Linux Filesystem Scanner getting started guide

This guide explains how to use the SandboxAQ Filesystem Scanner (formerly Host Scanner) to obtain a cryptography scan from the filesystem in Linux.

Installation

The Linux Filesystem Scanner is distributed as a zip package named cs-host-scanner-<VERSION>-x86_64-<PLATFORM>.zip. When you extract this package, it creates a directory named cs-host-scanner-<VERSION>-x86_64-<PLATFORM> that contains an executable cs-host-scanner file and a README file. For instance:

cs-host-scanner-0.9.6-x86_64-linux/
├── cs-host-scanner
└── README.md

You can move the cs-host-scanner-<VERSION>-x86_64-<PLATFORM> directory anywhere on your system.

Caution

If you move the executable file, make sure to also move the DLLs. They must be in the same directory.

Scanning a Filesystem

Navigate to a directory where you have write permissions to store scan results.

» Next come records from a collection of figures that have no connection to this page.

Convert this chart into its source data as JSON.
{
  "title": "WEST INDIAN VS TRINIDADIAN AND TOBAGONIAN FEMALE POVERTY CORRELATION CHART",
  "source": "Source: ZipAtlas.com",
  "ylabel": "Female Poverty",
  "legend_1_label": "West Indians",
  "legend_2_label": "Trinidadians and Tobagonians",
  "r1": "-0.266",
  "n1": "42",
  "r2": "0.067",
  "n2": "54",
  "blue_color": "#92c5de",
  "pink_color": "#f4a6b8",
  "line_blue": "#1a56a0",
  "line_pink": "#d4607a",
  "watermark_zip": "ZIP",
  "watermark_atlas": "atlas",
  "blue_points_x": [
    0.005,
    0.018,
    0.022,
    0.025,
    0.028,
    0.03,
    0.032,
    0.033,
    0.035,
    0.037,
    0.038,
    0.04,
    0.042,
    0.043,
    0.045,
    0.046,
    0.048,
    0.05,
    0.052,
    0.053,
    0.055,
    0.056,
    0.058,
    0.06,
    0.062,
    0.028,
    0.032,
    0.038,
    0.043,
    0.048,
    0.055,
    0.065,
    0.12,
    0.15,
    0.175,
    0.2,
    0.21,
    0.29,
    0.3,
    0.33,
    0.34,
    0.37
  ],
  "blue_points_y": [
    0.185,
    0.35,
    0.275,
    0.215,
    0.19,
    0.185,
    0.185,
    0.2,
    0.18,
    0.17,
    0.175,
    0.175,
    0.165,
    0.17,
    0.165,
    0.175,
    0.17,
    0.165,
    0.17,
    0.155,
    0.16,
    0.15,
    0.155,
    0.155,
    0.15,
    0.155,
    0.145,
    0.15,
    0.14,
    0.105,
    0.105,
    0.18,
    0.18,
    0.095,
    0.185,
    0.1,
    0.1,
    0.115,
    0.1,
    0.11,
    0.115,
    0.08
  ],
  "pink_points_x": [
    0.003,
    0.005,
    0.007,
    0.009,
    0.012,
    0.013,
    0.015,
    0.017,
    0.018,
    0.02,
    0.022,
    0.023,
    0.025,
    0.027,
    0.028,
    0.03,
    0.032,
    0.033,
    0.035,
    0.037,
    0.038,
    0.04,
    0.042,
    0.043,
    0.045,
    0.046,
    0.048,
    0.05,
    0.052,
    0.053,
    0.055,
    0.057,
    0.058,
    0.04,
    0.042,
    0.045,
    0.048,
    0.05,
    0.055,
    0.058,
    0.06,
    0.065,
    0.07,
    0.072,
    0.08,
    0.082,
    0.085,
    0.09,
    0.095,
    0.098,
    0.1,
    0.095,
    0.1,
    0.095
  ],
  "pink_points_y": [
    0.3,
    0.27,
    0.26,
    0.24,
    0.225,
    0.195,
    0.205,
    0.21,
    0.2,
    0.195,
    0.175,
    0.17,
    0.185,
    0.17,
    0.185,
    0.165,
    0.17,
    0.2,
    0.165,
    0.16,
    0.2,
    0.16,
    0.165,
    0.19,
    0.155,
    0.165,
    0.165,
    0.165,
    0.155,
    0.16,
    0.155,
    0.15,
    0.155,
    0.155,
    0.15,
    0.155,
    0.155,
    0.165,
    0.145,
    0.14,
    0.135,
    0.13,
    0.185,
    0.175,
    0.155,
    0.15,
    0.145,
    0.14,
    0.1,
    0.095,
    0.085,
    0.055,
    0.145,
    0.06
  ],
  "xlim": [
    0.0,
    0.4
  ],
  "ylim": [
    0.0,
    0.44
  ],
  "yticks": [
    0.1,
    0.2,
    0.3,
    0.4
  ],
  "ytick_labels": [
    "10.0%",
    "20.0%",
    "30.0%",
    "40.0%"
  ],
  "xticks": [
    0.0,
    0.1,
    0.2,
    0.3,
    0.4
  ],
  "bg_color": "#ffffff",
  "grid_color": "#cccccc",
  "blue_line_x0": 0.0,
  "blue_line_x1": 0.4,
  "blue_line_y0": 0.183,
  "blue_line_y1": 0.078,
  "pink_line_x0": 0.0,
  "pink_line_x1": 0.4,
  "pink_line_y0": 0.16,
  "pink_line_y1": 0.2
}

Move the cs-host-scanner executable file to your chosen directory and run:

Bash

./cs-host-scanner \
    --root /path/to/root/directory \
    --output scan.cst.gz

Note

The Filesystem Scanner only looks for regular files on Linux. It won’t scan block devices such as /dev/sda, but it will scan regular files in directories like /proc or /sys.

When the Filesystem Scanner has finished executing, the directory you chose earlier will contain the generated trace file.

You can change the directory where the Filesystem Scanner generates traces with the --output option.

Upload the trace to AQtive Guard to run an analysis and generate a report. Refer to these instructions:

• Web Interface - Uploading a new trace
• API - Upload a trace using the API Client

Note

Refer to the Filesystem Scanner reference for details on using the scanner on Linux and for a list of available parameters.

How it works

Starting from the chosen root location, the Filesystem Scanner goes through every file in the directory tree below, recursively descending into all subdirectories (without pursuing symbolic links). It tests the initial bytes of each file against a set of detectors for supported formats.

Note

The FileSystem Scanner alters the access timestamp of files but won’t alter the modification and change timestamps. Additionally, the scanner only performs read-only actions, so it won’t lock files for other processes. A file with a mandatory or exclusive lock placed on it by another process will be skipped by the scanner, but the scanner will be able to access and open files with advisory locks on them.

For those that are supported, it parses the files and logs the cryptographic material in a format suitable for analysis by AQtive Guard. No sensitive data, such as private keys, is stored. In the case of encrypted keystores, if a password is provided, the Filesystem Scanner also attempts to decrypt the encrypted portions using that password.